International issues are also coming to the forefront of the D&O insurance world as the business world gets smaller.
“Based on my experience working with companies that are purchasing D&O insurance and studies conducted by our firm, the scope of the potential unlimited personal liability of directors and officers of companies in non-U.S. jurisdictions continues to evolve as rapidly as it is in the United States,” says Priya Cherian Huskins, partner and senior vice president at San Francisco-based broker Woodruff-Sawyer & Co.
“A good D&O insurance program will take into account local jurisdictional requirements, especially in foreign jurisdictions where a U.S. company has major operations,” she says. “For example, the failure to consider whether a locally admitted policy is required could result in a variety of consequences, including a tax penalty on an individual insured or possibly the complete unavailability of insurance proceeds. Also critical to fully protecting directors and officers is the optimization of corporate governance protocols, such as insider trading and corporate governance policies, that reduce D&O risk.”
2008 and Beyond
The new year has also brought new concerns to keep in mind.
“In 2008, buyers (both the directors and officers and companies) should be sure to consider the D&O coverage clarifications that have evolved over the course of 2007,” says Michael Mahoney, senior vice president at San Francisco-based broker Willis Executive Risks. “This includes the clarification that damages arising under Section 11 and 12 of the Securities Code (for initial public offerings and secondary offerings, respectively) will not be labeled as disgorgement by the carrier if they are not categorized as such in a court award or settlement agreement. This can be a valuable clarification, as some case law suggests that disgorgement is not a coverable loss under a D&O policy.”
Generally, people involved with D&O insurance will want to evaluate their situation (the industry, products, services and risk exposures of the company and its directors and officers to lawsuit and liability—including the dollar amount of coverage that should be purchased) and need for insurance coverage. It would also be wise for an insured director or officer (as well as the company) to ask about each area of possible exclusion or limitation (visit www.calcpa.org/Content/24928.aspx for a list) to see if the policy covers the company, directors and officers for those items. If the policy does not, some manner of coverage could or should be arranged either by an additional endorsement to the policy or by purchasing a separate policy to cover those areas in which it is determined that insurance can and should be purchased.

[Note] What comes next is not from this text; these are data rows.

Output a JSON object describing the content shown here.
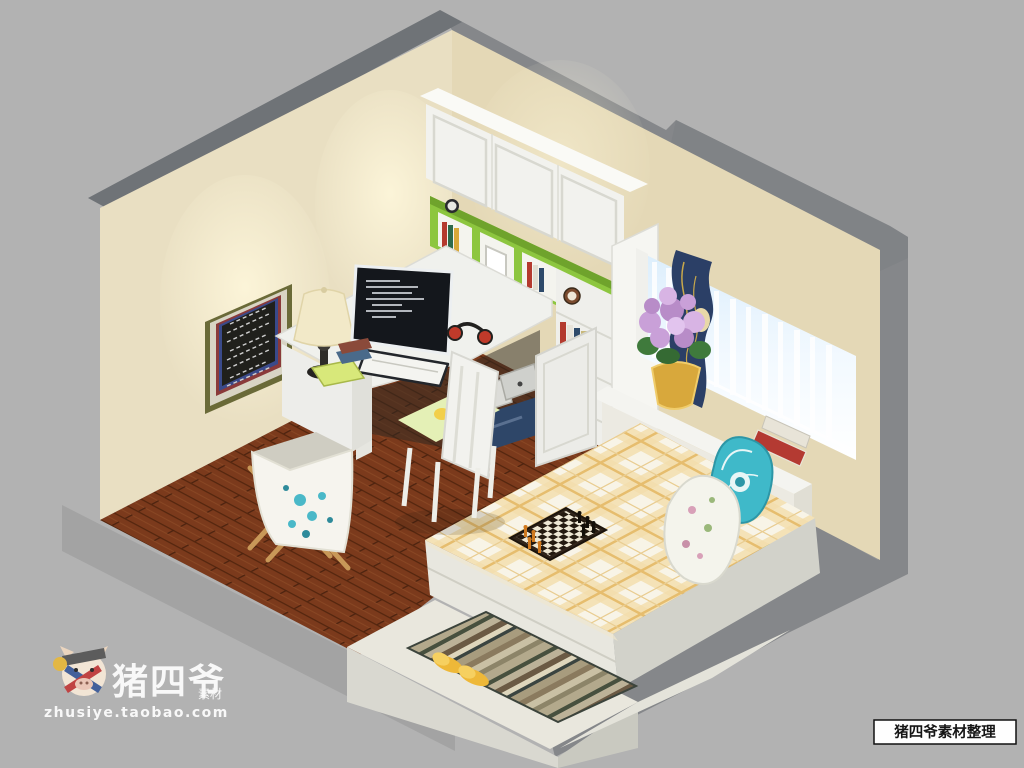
{
  "watermark": {
    "brand": "猪四爷",
    "brand_small": "素材",
    "url": "zhusiye.taobao.com"
  },
  "footer_tag": "猪四爷素材整理",
  "palette": {
    "background": "#b2b2b2",
    "block_gray": "#85878a",
    "wall_top_gray": "#6f7377",
    "wall_beige": "#e9dfc2",
    "window_wall_beige": "#e4d8b6",
    "wood_floor": "#7b3a1c",
    "shelf_green": "#8dc63f",
    "furniture_white": "#f1f1ed",
    "curtain_navy": "#2b3f66",
    "curtain_gold": "#c8a84b",
    "bedding_plaid_tan": "#f3ddab",
    "pillow_teal": "#3fb9c9",
    "cushion_green": "#e4f0b6",
    "slippers_yellow": "#eeb838",
    "flower_purple": "#c9a0d8",
    "flower_pot_gold": "#d8a83c",
    "blackboard": "#20201c",
    "monitor_screen": "#14171c",
    "storage_navy": "#2e4668"
  }
}
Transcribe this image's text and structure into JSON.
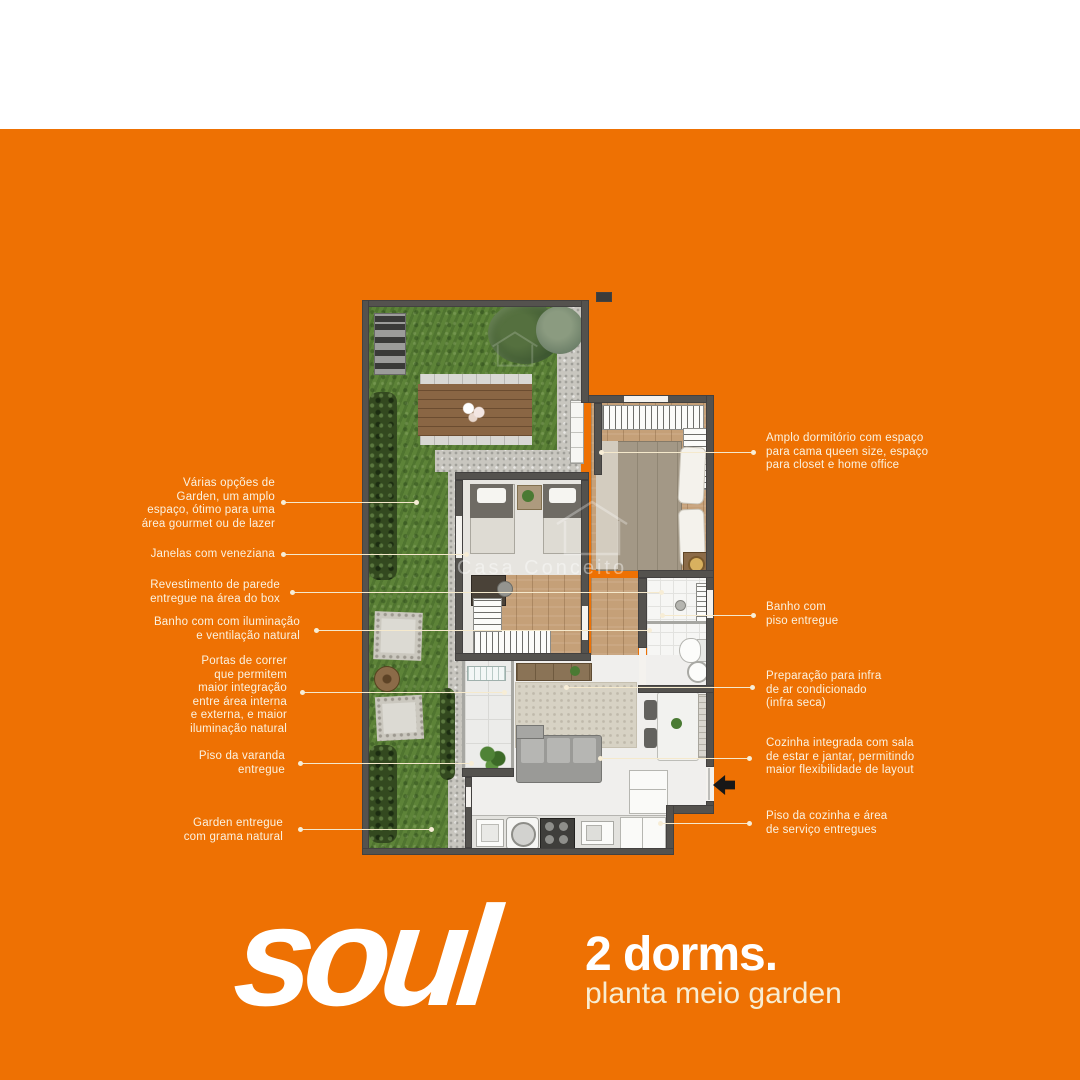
{
  "colors": {
    "background_orange": "#EE7103",
    "top_band_white": "#FFFFFF",
    "label_cream": "#FBF2E0",
    "leader_line_cream": "#F5E9CC",
    "logo_white": "#FFFFFF",
    "logo_subline_cream": "#F8EDD2"
  },
  "watermark": {
    "text": "Casa Conceito"
  },
  "annotations": {
    "left": [
      {
        "text": "Várias opções de\nGarden, um amplo\nespaço, ótimo para uma\nárea gourmet ou de lazer"
      },
      {
        "text": "Janelas com veneziana"
      },
      {
        "text": "Revestimento de parede\nentregue na área do box"
      },
      {
        "text": "Banho com com iluminação\ne ventilação natural"
      },
      {
        "text": "Portas de correr\nque permitem\nmaior integração\nentre área interna\ne externa, e maior\niluminação natural"
      },
      {
        "text": "Piso da varanda\nentregue"
      },
      {
        "text": "Garden entregue\ncom grama natural"
      }
    ],
    "right": [
      {
        "text": "Amplo dormitório com espaço\npara cama queen size, espaço\npara closet e home office"
      },
      {
        "text": "Banho com\npiso entregue"
      },
      {
        "text": "Preparação para infra\nde ar condicionado\n(infra seca)"
      },
      {
        "text": "Cozinha integrada com sala\nde estar e jantar, permitindo\nmaior flexibilidade de layout"
      },
      {
        "text": "Piso da cozinha e área\nde serviço entregues"
      }
    ]
  },
  "logo": {
    "brand": "soul",
    "headline": "2 dorms.",
    "subline": "planta meio garden"
  }
}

Lawsuits are filed against directors and officers for different and sometimes surprising reasons. But they all tend to involve large dollar liability risk and are expensive to defend. While D&O insurance is an important type of insurance that every public, private and nonprofit entity must consider, policies are not standardized and are generally written to address the specific—and sometimes conflicting—needs of the insured entity and D&Os, so it’s important that directors and officers fully understand the policy they are working under to ensure proper coverage.